The final judgment of the district court granting the defendants a judgment notwithstanding the verdict of the jury is affirmed. Hence, there is no occasion for us to consider the action of the district court in conditionally granting the defense motion for a new trial.
Affirmed.
. Plaintiffs claimed originally that the defendants had violated not only § 1 of the Sherman Act but also § 2 of that Act, 15 U.S.C. § 2, and § 7 of the Clayton Act, 15 U.S.C. § 18. However, in the course of the proceedings in the district court the § 2 and § 7 claims were abandoned.
. In 1978 the Interstate Commerce Act was extensively revised. Act of October 13, 1978, P.L. 95-473, 92 Stat. 1337 et seq., 49 U.S.C. 10101 et seq., reprinted in, [1978] U.S.Code Cong. & Admin.News, 95th Cong., 2d Sess., 3009 et seq.
. The suit was commenced by the corporation after it had been dissolved, and the defendants moved to dismiss the complaint on the ground that RFL had no capacity to sue. The district court sustained that contention but gave leave for an amendment of the complaint so that the trustees, the officers and directors of the corporation, could appear in the case as plaintiffs. An amended complaint was filed promptly in which pleading RFL was again named as a plaintiff but was joined by the dissolution trustees. Thus, the action was saved. We find it convenient henceforth in this opinion to refer to the plaintiffs collectively as “RFL” or as “plaintiff.”
. Generally unprocessed fresh fruits and vegetables, such as citrus fruits from Florida.
. According to the testimony of Mr. Riss, Republic not only owns Riss and World but also owns a housing development and a bank.
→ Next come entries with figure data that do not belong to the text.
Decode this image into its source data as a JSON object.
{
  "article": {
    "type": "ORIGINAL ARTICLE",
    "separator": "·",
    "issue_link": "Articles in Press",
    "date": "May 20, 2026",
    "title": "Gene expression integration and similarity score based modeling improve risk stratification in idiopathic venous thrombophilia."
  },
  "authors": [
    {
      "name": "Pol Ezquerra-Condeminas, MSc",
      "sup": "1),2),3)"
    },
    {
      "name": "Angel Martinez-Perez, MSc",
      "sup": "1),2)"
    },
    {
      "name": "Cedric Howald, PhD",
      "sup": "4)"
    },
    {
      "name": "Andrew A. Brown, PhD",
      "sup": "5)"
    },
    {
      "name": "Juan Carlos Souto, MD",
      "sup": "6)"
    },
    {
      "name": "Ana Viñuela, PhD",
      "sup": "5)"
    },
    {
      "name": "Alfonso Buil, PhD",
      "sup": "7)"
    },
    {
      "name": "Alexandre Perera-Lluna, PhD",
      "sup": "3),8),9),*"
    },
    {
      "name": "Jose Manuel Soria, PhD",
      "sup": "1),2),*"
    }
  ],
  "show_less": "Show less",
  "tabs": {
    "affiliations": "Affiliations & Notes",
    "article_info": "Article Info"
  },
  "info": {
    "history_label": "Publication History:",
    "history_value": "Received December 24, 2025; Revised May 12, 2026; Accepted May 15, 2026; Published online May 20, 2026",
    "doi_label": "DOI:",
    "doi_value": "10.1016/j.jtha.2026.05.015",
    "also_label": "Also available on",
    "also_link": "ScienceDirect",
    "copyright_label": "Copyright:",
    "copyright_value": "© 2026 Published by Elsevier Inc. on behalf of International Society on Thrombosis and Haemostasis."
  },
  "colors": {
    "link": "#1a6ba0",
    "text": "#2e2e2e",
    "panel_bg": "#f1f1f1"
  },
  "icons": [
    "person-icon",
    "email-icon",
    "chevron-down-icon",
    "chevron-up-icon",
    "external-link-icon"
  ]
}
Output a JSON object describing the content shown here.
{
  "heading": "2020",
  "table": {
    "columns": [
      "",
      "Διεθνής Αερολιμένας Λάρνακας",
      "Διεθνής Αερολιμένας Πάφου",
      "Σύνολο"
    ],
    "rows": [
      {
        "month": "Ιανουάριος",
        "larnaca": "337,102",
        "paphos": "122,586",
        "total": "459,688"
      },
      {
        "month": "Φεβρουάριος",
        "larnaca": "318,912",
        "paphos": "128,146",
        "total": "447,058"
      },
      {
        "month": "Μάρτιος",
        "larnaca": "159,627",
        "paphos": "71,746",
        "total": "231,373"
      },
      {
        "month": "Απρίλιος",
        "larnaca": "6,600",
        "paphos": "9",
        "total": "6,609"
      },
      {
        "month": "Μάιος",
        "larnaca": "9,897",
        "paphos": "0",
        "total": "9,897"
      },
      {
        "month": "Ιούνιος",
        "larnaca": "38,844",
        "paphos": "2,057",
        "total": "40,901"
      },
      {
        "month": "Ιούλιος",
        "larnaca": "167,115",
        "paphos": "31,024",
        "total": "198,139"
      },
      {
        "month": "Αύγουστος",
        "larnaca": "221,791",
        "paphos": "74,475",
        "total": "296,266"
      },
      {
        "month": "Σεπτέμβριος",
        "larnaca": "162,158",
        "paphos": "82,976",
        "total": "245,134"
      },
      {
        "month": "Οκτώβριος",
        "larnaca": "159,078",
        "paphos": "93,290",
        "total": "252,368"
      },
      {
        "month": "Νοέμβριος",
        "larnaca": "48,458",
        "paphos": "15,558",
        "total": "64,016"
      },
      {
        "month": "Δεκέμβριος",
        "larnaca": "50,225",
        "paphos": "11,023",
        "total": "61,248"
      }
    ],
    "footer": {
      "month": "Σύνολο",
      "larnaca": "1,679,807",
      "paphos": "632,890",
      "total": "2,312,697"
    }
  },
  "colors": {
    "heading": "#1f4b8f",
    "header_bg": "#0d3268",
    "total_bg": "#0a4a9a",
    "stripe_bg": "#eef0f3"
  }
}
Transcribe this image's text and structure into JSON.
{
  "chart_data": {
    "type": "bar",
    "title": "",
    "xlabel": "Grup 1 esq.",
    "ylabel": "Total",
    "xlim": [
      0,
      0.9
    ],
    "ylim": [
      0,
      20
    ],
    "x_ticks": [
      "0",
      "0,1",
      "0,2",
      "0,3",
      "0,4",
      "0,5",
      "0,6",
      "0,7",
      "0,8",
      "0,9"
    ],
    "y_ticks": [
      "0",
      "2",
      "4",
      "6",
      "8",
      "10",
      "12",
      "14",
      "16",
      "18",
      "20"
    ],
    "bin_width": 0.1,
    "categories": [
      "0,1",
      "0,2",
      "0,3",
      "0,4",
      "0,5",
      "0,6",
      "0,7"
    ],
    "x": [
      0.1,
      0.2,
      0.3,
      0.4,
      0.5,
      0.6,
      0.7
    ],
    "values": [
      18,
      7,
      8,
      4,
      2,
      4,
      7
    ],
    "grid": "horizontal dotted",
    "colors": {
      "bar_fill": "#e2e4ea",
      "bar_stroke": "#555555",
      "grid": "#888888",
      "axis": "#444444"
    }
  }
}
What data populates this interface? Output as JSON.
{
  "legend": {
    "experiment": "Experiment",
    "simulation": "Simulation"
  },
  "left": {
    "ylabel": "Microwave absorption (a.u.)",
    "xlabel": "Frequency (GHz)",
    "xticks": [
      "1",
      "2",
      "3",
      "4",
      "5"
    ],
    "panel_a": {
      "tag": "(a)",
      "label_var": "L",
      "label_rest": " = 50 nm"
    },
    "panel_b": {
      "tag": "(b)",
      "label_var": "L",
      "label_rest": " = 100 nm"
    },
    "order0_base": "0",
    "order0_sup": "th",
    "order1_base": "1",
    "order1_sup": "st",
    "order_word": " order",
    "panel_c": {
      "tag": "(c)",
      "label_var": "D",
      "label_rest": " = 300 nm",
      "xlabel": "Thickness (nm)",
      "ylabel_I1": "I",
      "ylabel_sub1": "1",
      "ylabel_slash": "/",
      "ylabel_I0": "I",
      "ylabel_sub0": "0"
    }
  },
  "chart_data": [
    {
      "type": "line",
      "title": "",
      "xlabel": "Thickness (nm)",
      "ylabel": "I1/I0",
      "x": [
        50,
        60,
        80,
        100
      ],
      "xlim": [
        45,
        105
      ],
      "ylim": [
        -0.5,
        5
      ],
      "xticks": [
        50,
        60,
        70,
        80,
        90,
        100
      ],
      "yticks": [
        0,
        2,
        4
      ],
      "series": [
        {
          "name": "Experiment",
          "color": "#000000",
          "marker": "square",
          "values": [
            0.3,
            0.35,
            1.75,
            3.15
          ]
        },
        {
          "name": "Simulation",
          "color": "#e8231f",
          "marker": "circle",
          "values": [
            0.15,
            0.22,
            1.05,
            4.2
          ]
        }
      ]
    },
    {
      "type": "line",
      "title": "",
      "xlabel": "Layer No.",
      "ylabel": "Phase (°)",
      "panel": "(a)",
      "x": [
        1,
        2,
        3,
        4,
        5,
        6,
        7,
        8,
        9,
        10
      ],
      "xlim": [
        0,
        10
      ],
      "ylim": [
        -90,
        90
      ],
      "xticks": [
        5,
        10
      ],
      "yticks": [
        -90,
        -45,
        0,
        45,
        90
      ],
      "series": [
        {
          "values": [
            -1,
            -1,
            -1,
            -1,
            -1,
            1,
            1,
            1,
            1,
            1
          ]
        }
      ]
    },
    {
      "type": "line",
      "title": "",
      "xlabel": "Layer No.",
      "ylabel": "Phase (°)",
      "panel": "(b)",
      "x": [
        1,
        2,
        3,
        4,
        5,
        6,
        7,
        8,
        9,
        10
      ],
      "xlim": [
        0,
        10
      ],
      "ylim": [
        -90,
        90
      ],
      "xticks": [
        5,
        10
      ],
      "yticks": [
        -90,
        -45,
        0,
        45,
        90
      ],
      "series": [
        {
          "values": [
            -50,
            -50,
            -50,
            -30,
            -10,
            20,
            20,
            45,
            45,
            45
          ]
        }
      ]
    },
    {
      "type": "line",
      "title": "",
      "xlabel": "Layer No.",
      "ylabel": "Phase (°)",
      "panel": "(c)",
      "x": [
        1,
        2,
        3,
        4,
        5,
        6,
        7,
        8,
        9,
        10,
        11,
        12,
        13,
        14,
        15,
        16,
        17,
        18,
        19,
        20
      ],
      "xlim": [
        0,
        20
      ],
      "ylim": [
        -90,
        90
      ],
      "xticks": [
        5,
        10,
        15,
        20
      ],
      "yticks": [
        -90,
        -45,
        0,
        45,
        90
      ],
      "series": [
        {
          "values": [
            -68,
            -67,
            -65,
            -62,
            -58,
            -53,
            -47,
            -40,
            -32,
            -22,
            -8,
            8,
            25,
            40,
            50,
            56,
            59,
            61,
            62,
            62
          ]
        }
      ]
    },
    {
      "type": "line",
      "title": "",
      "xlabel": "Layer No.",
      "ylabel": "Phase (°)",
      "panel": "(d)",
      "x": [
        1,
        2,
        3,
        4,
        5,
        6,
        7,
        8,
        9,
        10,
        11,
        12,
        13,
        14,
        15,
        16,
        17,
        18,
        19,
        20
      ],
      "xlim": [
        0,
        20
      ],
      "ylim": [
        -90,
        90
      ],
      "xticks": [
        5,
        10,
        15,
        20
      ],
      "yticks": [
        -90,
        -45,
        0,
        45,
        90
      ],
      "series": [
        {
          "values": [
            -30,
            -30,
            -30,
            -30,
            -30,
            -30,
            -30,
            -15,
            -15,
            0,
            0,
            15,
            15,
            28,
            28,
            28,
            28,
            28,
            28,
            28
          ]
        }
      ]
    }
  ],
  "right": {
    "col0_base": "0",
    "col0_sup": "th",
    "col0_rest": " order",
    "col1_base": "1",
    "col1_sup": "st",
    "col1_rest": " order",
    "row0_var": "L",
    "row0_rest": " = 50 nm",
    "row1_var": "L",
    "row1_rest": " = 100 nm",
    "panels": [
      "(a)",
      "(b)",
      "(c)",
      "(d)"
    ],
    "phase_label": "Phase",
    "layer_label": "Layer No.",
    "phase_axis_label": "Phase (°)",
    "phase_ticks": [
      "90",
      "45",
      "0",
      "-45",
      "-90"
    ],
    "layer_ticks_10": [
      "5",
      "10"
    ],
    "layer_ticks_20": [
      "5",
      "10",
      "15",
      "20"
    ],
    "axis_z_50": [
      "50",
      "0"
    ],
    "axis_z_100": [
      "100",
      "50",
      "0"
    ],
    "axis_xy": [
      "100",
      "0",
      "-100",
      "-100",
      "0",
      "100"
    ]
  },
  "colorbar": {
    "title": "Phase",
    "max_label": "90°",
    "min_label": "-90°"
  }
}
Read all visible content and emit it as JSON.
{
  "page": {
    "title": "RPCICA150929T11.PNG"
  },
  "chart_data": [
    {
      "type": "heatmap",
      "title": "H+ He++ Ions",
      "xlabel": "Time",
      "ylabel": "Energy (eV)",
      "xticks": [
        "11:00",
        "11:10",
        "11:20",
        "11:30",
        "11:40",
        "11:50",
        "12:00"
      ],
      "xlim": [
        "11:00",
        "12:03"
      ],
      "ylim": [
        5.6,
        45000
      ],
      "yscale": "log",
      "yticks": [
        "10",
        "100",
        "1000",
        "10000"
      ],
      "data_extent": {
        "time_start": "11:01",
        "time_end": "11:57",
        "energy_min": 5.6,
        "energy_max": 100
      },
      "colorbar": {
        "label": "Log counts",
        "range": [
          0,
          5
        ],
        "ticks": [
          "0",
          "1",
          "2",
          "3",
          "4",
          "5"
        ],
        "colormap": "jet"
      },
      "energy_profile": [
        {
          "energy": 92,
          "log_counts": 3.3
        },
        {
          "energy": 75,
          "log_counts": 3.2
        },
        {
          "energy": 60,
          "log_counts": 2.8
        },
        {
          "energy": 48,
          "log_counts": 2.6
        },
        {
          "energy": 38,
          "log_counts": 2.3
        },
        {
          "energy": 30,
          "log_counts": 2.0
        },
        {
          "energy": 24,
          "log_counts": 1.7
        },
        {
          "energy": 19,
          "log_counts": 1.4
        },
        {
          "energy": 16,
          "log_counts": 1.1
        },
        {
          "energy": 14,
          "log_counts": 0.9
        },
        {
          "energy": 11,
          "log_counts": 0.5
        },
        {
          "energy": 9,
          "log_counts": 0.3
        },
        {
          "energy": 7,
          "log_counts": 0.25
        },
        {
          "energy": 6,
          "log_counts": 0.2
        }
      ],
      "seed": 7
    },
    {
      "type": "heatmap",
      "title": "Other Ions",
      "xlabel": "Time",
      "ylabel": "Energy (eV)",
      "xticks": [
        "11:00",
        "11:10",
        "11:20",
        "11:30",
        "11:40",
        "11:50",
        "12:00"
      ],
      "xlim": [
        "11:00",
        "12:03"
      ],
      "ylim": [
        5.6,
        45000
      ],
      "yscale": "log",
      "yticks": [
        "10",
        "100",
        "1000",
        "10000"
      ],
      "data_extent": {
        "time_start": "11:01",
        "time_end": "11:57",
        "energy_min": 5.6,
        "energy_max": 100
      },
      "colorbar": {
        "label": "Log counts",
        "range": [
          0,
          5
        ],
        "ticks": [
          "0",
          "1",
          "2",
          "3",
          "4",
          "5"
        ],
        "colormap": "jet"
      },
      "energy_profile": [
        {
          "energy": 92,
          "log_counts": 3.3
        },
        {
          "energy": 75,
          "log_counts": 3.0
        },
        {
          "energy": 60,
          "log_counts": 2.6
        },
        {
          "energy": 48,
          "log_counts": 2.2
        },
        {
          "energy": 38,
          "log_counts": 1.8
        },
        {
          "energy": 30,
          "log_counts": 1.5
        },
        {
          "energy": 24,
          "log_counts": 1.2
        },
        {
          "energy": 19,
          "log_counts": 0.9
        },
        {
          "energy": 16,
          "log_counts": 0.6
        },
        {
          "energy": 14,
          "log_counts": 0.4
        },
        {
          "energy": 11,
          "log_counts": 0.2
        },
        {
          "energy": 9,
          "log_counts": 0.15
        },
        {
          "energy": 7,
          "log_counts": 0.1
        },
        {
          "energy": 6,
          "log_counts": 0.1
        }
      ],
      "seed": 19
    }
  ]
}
. It appears that the ICC issues three types of operating authority, namely: emergency temporary authority that is extremely short term; temporary authority that is valid for a longer period of time; and permanent authority. Most of the Riss applications were, at least originally, for emergency temporary authority.
. The controversies about authorities that were presented to the ICC at various levels were complicated, and no useful purpose would be served by undertaking to describe them in detail. Suffice it to say that they existed, and that RFL was involved in them.
. We note at this point that there was no appeal from the judgment of the Circuit Court, and the validity of that judgment is not questioned here. While that judgment is not res judicata with respect to the antitrust claims of the plaintiff, it is res judicata as to all issues that were or could have been presented properly to the state court in the replevin suit.
. In order for a plaintiff to recover damages under § 4 of the Clayton Act he must prove not only that there was a violation of the federal antitrust laws, but also that the violation damaged him in his business or property.
. Counsel for the defendants in their brief do not argue in support of the alternative ruling of the trial court that a new trial should be granted should the judgment n. o. v. be reversed by this court. However, we assume that the defendants would still want a new trial should the judgment n. o. v. be reversed.
. An alternative contention of the defendants was based on the “Noerr-Pennington” doctrine discussed by this court in detail in Mark Aero, Inc. v. Trans World Airlines, Inc., 580 F.2d 288 (8th Cir. 1978). We find it unnecessary to discuss that alternative contention.